Most people bereaved by suicide are haunted by two questions: “Why did they do it?” “Could I have prevented it?”
It is natural to ask these questions as the brain attempts to learn and protect itself, and sense making is an important part of the grieving process.
But these are impossible questions to answer, and the reality is that you may never know why it happened.
There is no simple reason why someone might take their own life. It is most likely the result of many complex factors, and the final act is usually the last in a long series of events.
It can be hard to imagine that suicide is somebody’s ‘choice’ or ‘decision.’ It is usually the individual’s thought that dying was the only path they could take.
Thinking that you (or anyone else) could have prevented the suicide, is assuming that we all have far more power over the lives of others than we actually do.
In time, most people reach a stage where the questions occupy less of their thoughts, they may accept that they will never know, or they may settle on an answer they can live with.
It can be helpful to ask other questions like “What can we do now?” “What will help me get through today?” “How can we support each other with this?”
Bereavement by suicide can bring a range of intense emotions which might include guilt, anger, confusion, numbing, feeling of failure, abandonment, remembering, longing, regret, helplessness, frustration and sadness.
This bereavement can open up old wounds from other losses or create fear about future losses.
You may struggle to make sense of what has happened and your beliefs about the world, people and yourself may be challenged.
Physical reactions may include physical tightness, restlessness, fatigue, headaches, stomach pains, sleeplessness, nausea, changed appetite and poor concentration.
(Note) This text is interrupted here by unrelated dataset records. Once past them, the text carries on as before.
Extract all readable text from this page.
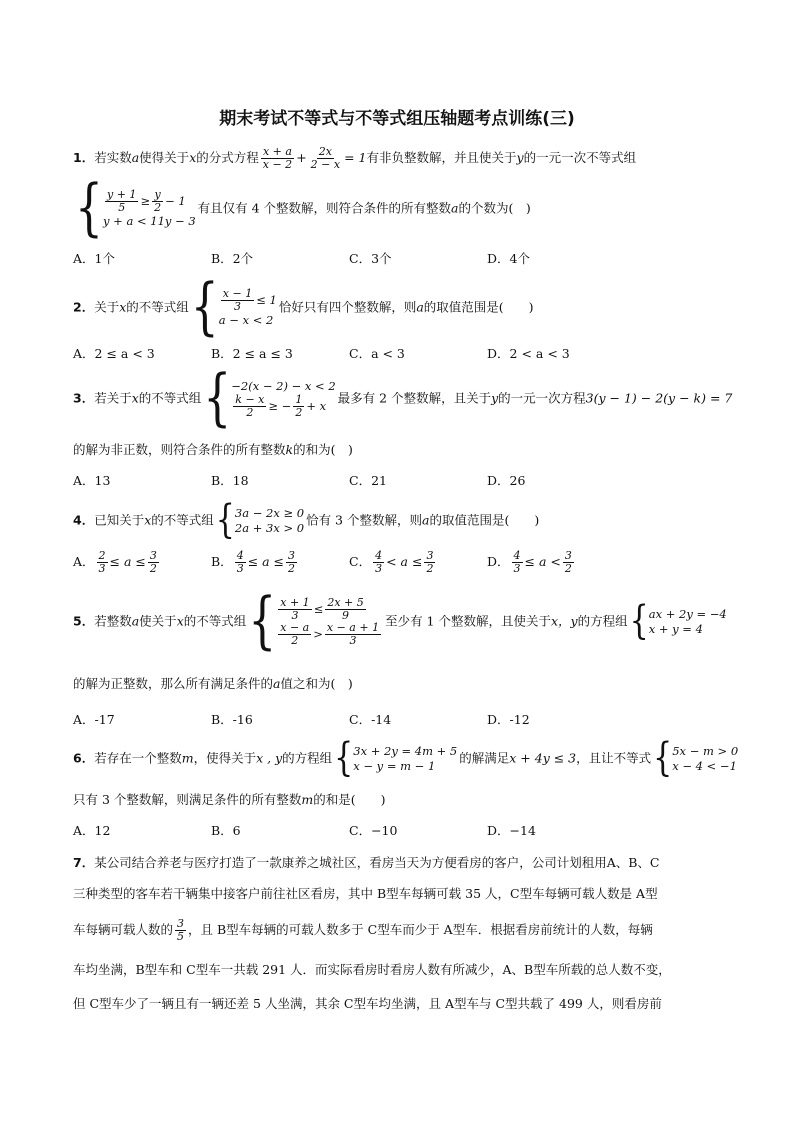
期末考试不等式与不等式组压轴题考点训练(三)
1．若实数a使得关于x的分式方程 $\frac{x + a}{x - 2} + \frac{2x}{2 - x} = 1$有非负整数解，并且使关于y的一元一次不等式组
{ $\frac{y + 1}{5} \ge \frac{y}{2} - 1$
y + a < 11y − 3
有且仅有 4 个整数解，则符合条件的所有整数a的个数为(　)
A．1个	B．2个	C．3个	D．4个
2．关于x的不等式组 { $\frac{x - 1}{3} \le 1$
a − x < 2
恰好只有四个整数解，则a的取值范围是(　　)
A．2 ≤ a < 3	B．2 ≤ a ≤ 3	C．a < 3	D．2 < a < 3
3．若关于x的不等式组 { −2(x − 2) − x < 2
$\frac{k - x}{2}$ ≥ − $\frac{1}{2} + x$
最多有 2 个整数解，且关于y的一元一次方程3(y − 1) − 2(y − k) = 7
的解为非正数，则符合条件的所有整数k的和为(　)
A．13	B．18	C．21	D．26
4．已知关于x的不等式组 { 3a − 2x ≥ 0
2a + 3x > 0
恰有 3 个整数解，则a的取值范围是(　　)
A． $\frac{2}{3} \le a \le \frac{3}{2}$	B． $\frac{4}{3} \le a \le \frac{3}{2}$	C． $\frac{4}{3} < a \le \frac{3}{2}$	D． $\frac{4}{3} \le a < \frac{3}{2}$
5．若整数a使关于x的不等式组 { $\frac{x + 1}{3} \le \frac{2x + 5}{9}$
$\frac{x - a}{2} > \frac{x - a + 1}{3}$
至少有 1 个整数解，且使关于x，y的方程组 { ax + 2y = −4
x + y = 4
的解为正整数，那么所有满足条件的a值之和为(　)
A．-17	B．-16	C．-14	D．-12
6．若存在一个整数m，使得关于x , y的方程组 { 3x + 2y = 4m + 5
x − y = m − 1
的解满足x + 4y ≤ 3，且让不等式 { 5x − m > 0
x − 4 < −1
只有 3 个整数解，则满足条件的所有整数m的和是(　　)
A．12	B．6	C．−10	D．−14
7．某公司结合养老与医疗打造了一款康养之城社区，看房当天为方便看房的客户，公司计划租用A、B、C
三种类型的客车若干辆集中接客户前往社区看房，其中 B型车每辆可载 35 人，C型车每辆可载人数是 A型
车每辆可载人数的 $\frac{3}{5}$ ，且 B型车每辆的可载人数多于 C型车而少于 A型车．根据看房前统计的人数，每辆
车均坐满，B型车和 C型车一共载 291 人．而实际看房时看房人数有所减少，A、B型车所载的总人数不变，
但 C型车少了一辆且有一辆还差 5 人坐满，其余 C型车均坐满，且 A型车与 C型共载了 499 人，则看房前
There are no set ‘stages’ of grief. Reactions in the way that you feel and think, and body sensations, can happen at any time and you may find that you go back and forth between feeling different ways.
It’s ok if you or others do not experience these feelings or don’t grieve visibly – we all respond in different ways and will have had different relationships with the person who took their own life.
You are not alone or reacting badly in what you are going through because these reactions are all common and natural.
Groups might come together in their shared grief and social support is really beneficial.
If you get together as a group, try not to keep repeating the details about what happened, instead focus on what will help you all manage right now.
Existing tensions in relationships can arise as a result of the shock and distress.
People can find it difficult to communicate or they may worry about upsetting others.
People may be uncomfortable or scared to share how they are feeling.
People may have different views about suicide, they may express different judgements about the causes, impact and morality of suicide.
Nobody should see themselves or another as having to be the ‘strong’ one.
Some may value the chance to share how they are feeling & ask questions.
Some may want company but might not want to talk about what happened.
Some will prefer support from within the social group & others will prefer it externally.
There is no time limit on grief so try to be patient with yourself & others
Information, investigations and lack of privacy
It can be difficult to maintain privacy because many professionals & agencies may become involved across the timeline. Investigations can be lengthy and can reveal information you didn’t previously know about the person. There may be public attention and the media may report on the situation.
Interactions with different people or agencies may provide an opportunity for support, but, you have the right to consider who you want to talk to, when and what you feel comfortable talking about.
You may wish to seek personal support if you are required to be involved in formal processes.
How do I know if I need more help?
Most people will recover, some will need more help. You may wish to seek professional support if:
You are struggling to do your job or function in your daily life as usual.
You are finding it difficult to sleep weeks after the event.
Others have noticed a change in you and encourage you to get help.
You do not want to do the things that used to make you happy.
You are drinking or smoking too much, or using drugs to cope with your feelings.
Around six weeks has passed and you do not feel any better.